Using the method for stochastic gradient descent, after the error for calculating the last one hidden layer and output layer, successively reversely ask upwards The error of each layer out, the objective attribute target attribute value prediction model to be adjusted to parameter, after being trained.

6. the method for the prediction data variation based on deep learning as described in claim 1, which is characterized in that it is described will be described Term vector be input to it is trained after after obtained objective attribute target attribute value prediction model, export the Target Attribute values in the specified region After the step of first amount of increase coefficient, comprising:

If so, the first amount of increase coefficient is marked as red.

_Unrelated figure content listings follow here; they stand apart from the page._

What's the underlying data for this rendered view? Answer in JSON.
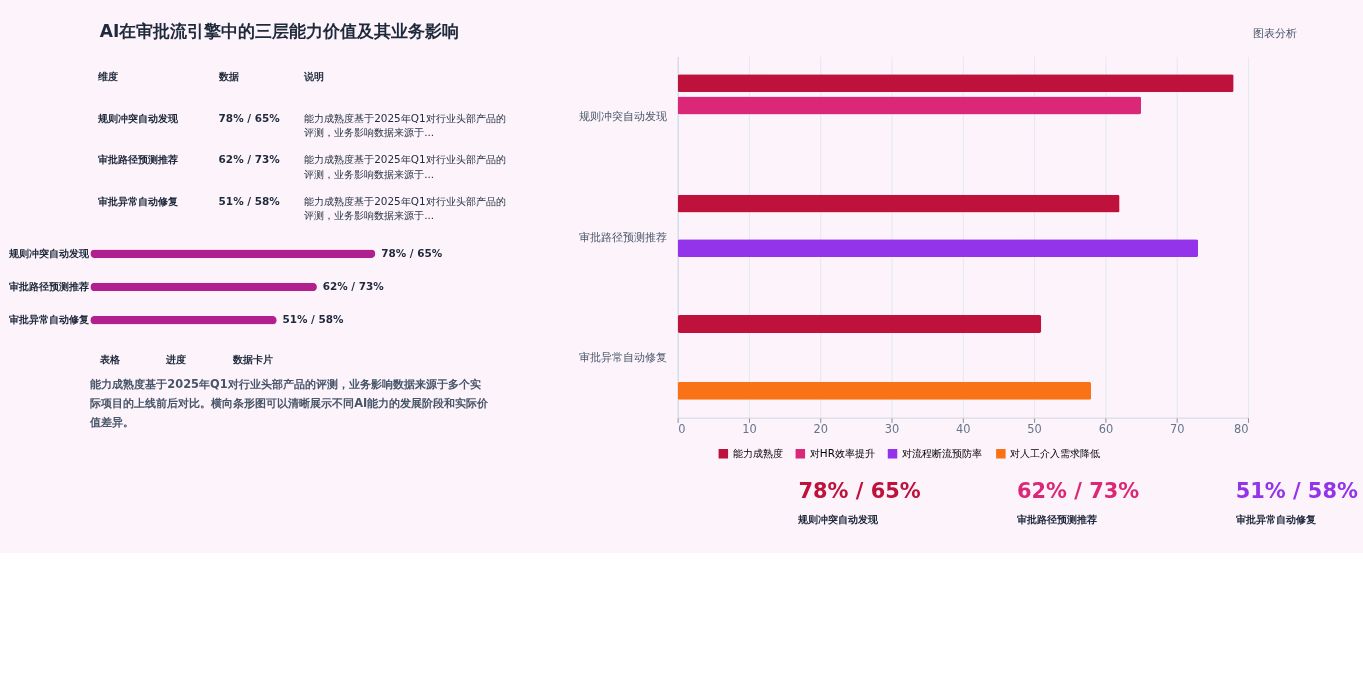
{
  "chart_data": [
    {
      "type": "other",
      "title": "AI在审批流引擎中的三层能力价值及其业务影响",
      "categories": [
        "规则冲突自动发现",
        "审批路径预测推荐",
        "审批异常自动修复"
      ],
      "value_labels": [
        "78% / 65%",
        "62% / 73%",
        "51% / 58%"
      ],
      "annotations": [
        "图表分析",
        "维度",
        "数据",
        "说明",
        "能力成熟度基于2025年Q1对行业头部产品的评测，业务影响数据来源于...",
        "能力成熟度基于2025年Q1对行业头部产品的评测，业务影响数据来源于...",
        "能力成熟度基于2025年Q1对行业头部产品的评测，业务影响数据来源于..."
      ]
    },
    {
      "type": "bar",
      "orientation": "horizontal",
      "categories": [
        "规则冲突自动发现",
        "审批路径预测推荐",
        "审批异常自动修复"
      ],
      "values": [
        78,
        62,
        51
      ],
      "color": "#b0208f",
      "value_labels": [
        "78% / 65%",
        "62% / 73%",
        "51% / 58%"
      ],
      "annotations": [
        "表格",
        "进度",
        "数据卡片",
        "能力成熟度基于2025年Q1对行业头部产品的评测，业务影响数据来源于多个实际项目的上线前后对比。横向条形图可以清晰展示不同AI能力的发展阶段和实际价值差异。"
      ]
    },
    {
      "type": "bar",
      "orientation": "horizontal",
      "categories": [
        "规则冲突自动发现",
        "审批路径预测推荐",
        "审批异常自动修复"
      ],
      "series": [
        {
          "name": "能力成熟度",
          "color": "#be123c",
          "values": [
            78,
            62,
            51
          ]
        },
        {
          "name": "对HR效率提升",
          "color": "#db2777",
          "values": [
            65,
            null,
            null
          ]
        },
        {
          "name": "对流程断流预防率",
          "color": "#9333ea",
          "values": [
            null,
            73,
            null
          ]
        },
        {
          "name": "对人工介入需求降低",
          "color": "#f97316",
          "values": [
            null,
            null,
            58
          ]
        }
      ],
      "xlim": [
        0,
        80
      ],
      "xticks": [
        0,
        10,
        20,
        30,
        40,
        50,
        60,
        70,
        80
      ],
      "grid": "x",
      "legend": "bottom"
    },
    {
      "type": "other",
      "categories": [
        "规则冲突自动发现",
        "审批路径预测推荐",
        "审批异常自动修复"
      ],
      "value_labels": [
        "78% / 65%",
        "62% / 73%",
        "51% / 58%"
      ],
      "colors": [
        "#be123c",
        "#db2777",
        "#9333ea"
      ]
    }
  ]
}
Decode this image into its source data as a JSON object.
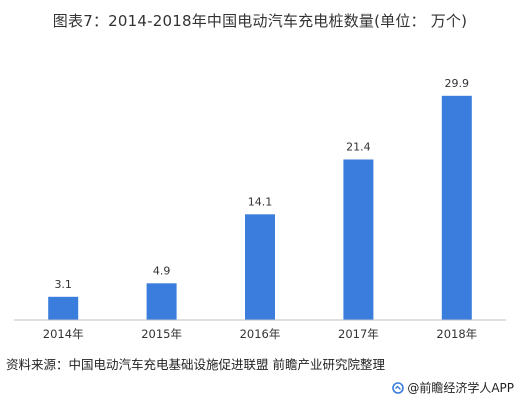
{
  "title": "图表7：2014-2018年中国电动汽车充电桩数量(单位：  万个)",
  "source": "资料来源：中国电动汽车充电基础设施促进联盟 前瞻产业研究院整理",
  "brand": "@前瞻经济学人APP",
  "colors": {
    "bar": "#3b7ddd",
    "axis": "#bfbfbf",
    "text": "#333333"
  },
  "chart_data": {
    "type": "bar",
    "title": "图表7：2014-2018年中国电动汽车充电桩数量(单位：  万个)",
    "categories": [
      "2014年",
      "2015年",
      "2016年",
      "2017年",
      "2018年"
    ],
    "values": [
      3.1,
      4.9,
      14.1,
      21.4,
      29.9
    ],
    "data_labels": [
      "3.1",
      "4.9",
      "14.1",
      "21.4",
      "29.9"
    ],
    "xlabel": "",
    "ylabel": "",
    "ylim": [
      0,
      32
    ],
    "grid": false,
    "legend": "none"
  }
}
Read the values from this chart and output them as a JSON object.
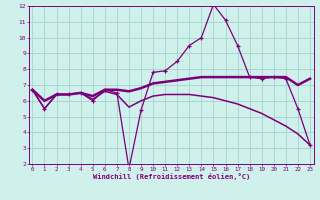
{
  "x": [
    0,
    1,
    2,
    3,
    4,
    5,
    6,
    7,
    8,
    9,
    10,
    11,
    12,
    13,
    14,
    15,
    16,
    17,
    18,
    19,
    20,
    21,
    22,
    23
  ],
  "line_spiky": [
    6.7,
    5.5,
    6.4,
    6.4,
    6.5,
    6.0,
    6.7,
    6.5,
    1.7,
    5.4,
    7.8,
    7.9,
    8.5,
    9.5,
    10.0,
    12.1,
    11.1,
    9.5,
    7.5,
    7.4,
    7.5,
    7.4,
    5.5,
    3.2
  ],
  "line_upper": [
    6.7,
    6.0,
    6.4,
    6.4,
    6.5,
    6.3,
    6.7,
    6.7,
    6.6,
    6.8,
    7.1,
    7.2,
    7.3,
    7.4,
    7.5,
    7.5,
    7.5,
    7.5,
    7.5,
    7.5,
    7.5,
    7.5,
    7.0,
    7.4
  ],
  "line_lower": [
    6.7,
    5.5,
    6.4,
    6.4,
    6.5,
    6.1,
    6.6,
    6.4,
    5.6,
    6.0,
    6.3,
    6.4,
    6.4,
    6.4,
    6.3,
    6.2,
    6.0,
    5.8,
    5.5,
    5.2,
    4.8,
    4.4,
    3.9,
    3.2
  ],
  "line_color": "#7b007b",
  "bg_color": "#d0f0eb",
  "grid_color": "#a8d8d0",
  "xlabel": "Windchill (Refroidissement éolien,°C)",
  "xlim": [
    0,
    23
  ],
  "ylim": [
    2,
    12
  ],
  "yticks": [
    2,
    3,
    4,
    5,
    6,
    7,
    8,
    9,
    10,
    11,
    12
  ],
  "xticks": [
    0,
    1,
    2,
    3,
    4,
    5,
    6,
    7,
    8,
    9,
    10,
    11,
    12,
    13,
    14,
    15,
    16,
    17,
    18,
    19,
    20,
    21,
    22,
    23
  ]
}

7. a kind of device of the prediction data variation based on deep learning characterized by comprising

Article module is obtained, the predictions request for sending according to user terminal obtains the article issued in appointed website, described pre- It surveys request and is used to indicate the Target Attribute values variation for predicting specified region；

Judgment module, for judging whether to have in the article area field corresponding with the specified region, the region word Section is the information field for indicating the geographical location in specified region；

Abstraction module, if passing through TF-IDF matrix for there is area field corresponding with the specified region in the article The keyword in the article is extracted, the TF-IDF matrix is word frequency-inverse document frequency matrix；

Term vector module obtains the corresponding word of each keyword for the keyword to be input to preset term vector model Vector；

Output module, for by the term vector be input to it is trained after after obtained objective attribute target attribute value prediction model, export institute State the first amount of increase coefficient of the Target Attribute values in specified region.

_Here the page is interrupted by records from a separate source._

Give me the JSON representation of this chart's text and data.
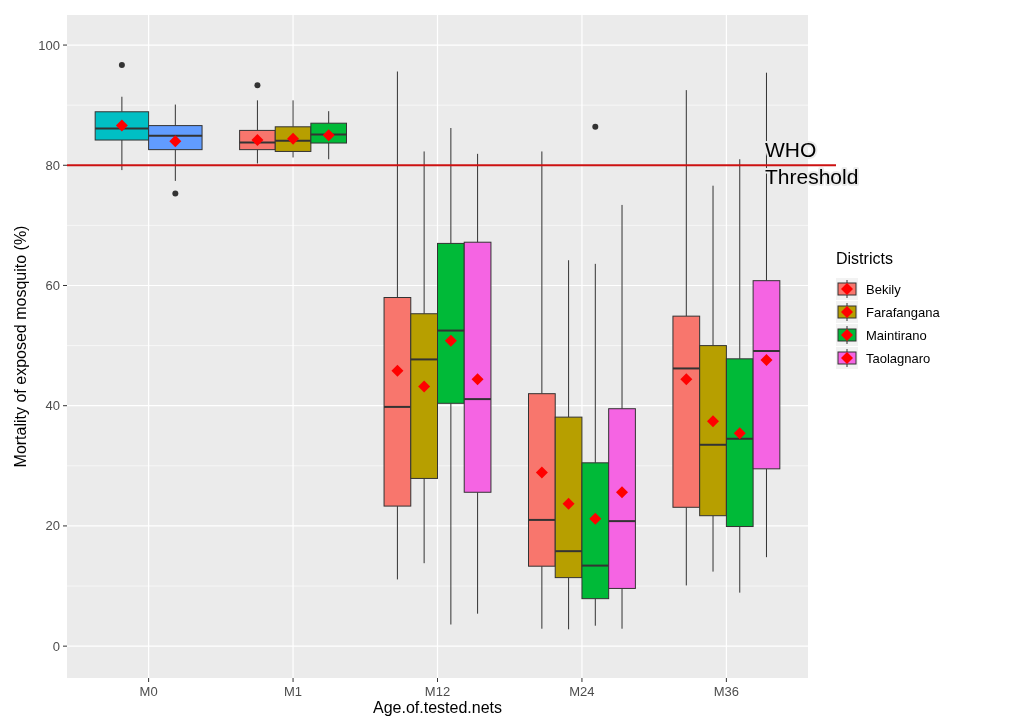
{
  "chart_data": {
    "type": "box",
    "xlabel": "Age.of.tested.nets",
    "ylabel": "Mortality of exposed mosquito (%)",
    "legend_title": "Districts",
    "legend": "right",
    "grid": true,
    "categories": [
      "M0",
      "M1",
      "M12",
      "M24",
      "M36"
    ],
    "ylim": [
      -5.3,
      105
    ],
    "yticks": [
      0,
      20,
      40,
      60,
      80,
      100
    ],
    "ref_lines": [
      {
        "axis": "y",
        "value": 80,
        "label": "WHO Threshold",
        "color": "#cc1111"
      }
    ],
    "series": [
      {
        "name": "Bekily",
        "color": "#f8766d",
        "boxes": [
          null,
          {
            "low": 80.3,
            "q1": 82.6,
            "median": 83.8,
            "q3": 85.8,
            "high": 90.8,
            "mean": 84.2,
            "outliers": [
              93.3
            ]
          },
          {
            "low": 11.1,
            "q1": 23.3,
            "median": 39.8,
            "q3": 58.0,
            "high": 95.6,
            "mean": 45.8
          },
          {
            "low": 2.9,
            "q1": 13.3,
            "median": 21.0,
            "q3": 42.0,
            "high": 82.3,
            "mean": 28.9
          },
          {
            "low": 10.1,
            "q1": 23.1,
            "median": 46.2,
            "q3": 54.9,
            "high": 92.5,
            "mean": 44.4
          }
        ]
      },
      {
        "name": "Farafangana",
        "color": "#b79f00",
        "boxes": [
          null,
          {
            "low": 81.3,
            "q1": 82.3,
            "median": 84.1,
            "q3": 86.4,
            "high": 90.8,
            "mean": 84.4
          },
          {
            "low": 13.8,
            "q1": 27.9,
            "median": 47.7,
            "q3": 55.3,
            "high": 82.3,
            "mean": 43.2
          },
          {
            "low": 2.8,
            "q1": 11.4,
            "median": 15.8,
            "q3": 38.1,
            "high": 64.2,
            "mean": 23.7
          },
          {
            "low": 12.4,
            "q1": 21.7,
            "median": 33.5,
            "q3": 50.0,
            "high": 76.6,
            "mean": 37.4
          }
        ]
      },
      {
        "name": "Maintirano",
        "color": "#00ba38",
        "boxes": [
          null,
          {
            "low": 81.0,
            "q1": 83.7,
            "median": 85.1,
            "q3": 87.0,
            "high": 89.0,
            "mean": 85.0
          },
          {
            "low": 3.6,
            "q1": 40.4,
            "median": 52.5,
            "q3": 67.0,
            "high": 86.2,
            "mean": 50.8
          },
          {
            "low": 3.4,
            "q1": 7.9,
            "median": 13.4,
            "q3": 30.5,
            "high": 63.6,
            "mean": 21.2,
            "outliers": [
              86.4
            ]
          },
          {
            "low": 8.9,
            "q1": 19.9,
            "median": 34.5,
            "q3": 47.8,
            "high": 81.0,
            "mean": 35.4
          }
        ]
      },
      {
        "color": "#00bfc4",
        "boxes": [
          {
            "low": 79.2,
            "q1": 84.2,
            "median": 86.1,
            "q3": 88.9,
            "high": 91.4,
            "mean": 86.6,
            "outliers": [
              96.7
            ]
          },
          null,
          null,
          null,
          null
        ]
      },
      {
        "color": "#619cff",
        "boxes": [
          {
            "low": 77.4,
            "q1": 82.6,
            "median": 84.9,
            "q3": 86.6,
            "high": 90.1,
            "mean": 84.0,
            "outliers": [
              75.3
            ]
          },
          null,
          null,
          null,
          null
        ]
      },
      {
        "name": "Taolagnaro",
        "color": "#f564e3",
        "boxes": [
          null,
          null,
          {
            "low": 5.4,
            "q1": 25.6,
            "median": 41.1,
            "q3": 67.2,
            "high": 81.9,
            "mean": 44.4
          },
          {
            "low": 2.9,
            "q1": 9.6,
            "median": 20.8,
            "q3": 39.5,
            "high": 73.4,
            "mean": 25.6
          },
          {
            "low": 14.8,
            "q1": 29.5,
            "median": 49.1,
            "q3": 60.8,
            "high": 95.4,
            "mean": 47.6
          }
        ]
      }
    ]
  }
}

8. the device of the prediction data variation based on deep learning as claimed in claim 7, which is characterized in that further include:

Weight module is calculated, for the reading quantity, forwarding quantity and number of reviews to be input in preset formula, is counted Calculate the weight coefficient for obtaining the article；

9. a kind of computer equipment, including memory and processor, the memory are stored with computer program, feature exists In the step of processor realizes any one of claims 1 to 6 the method when executing the computer program.

10. a kind of computer readable storage medium, is stored thereon with computer program, which is characterized in that the computer program The step of method described in any one of claims 1 to 6 is realized when being executed by processor.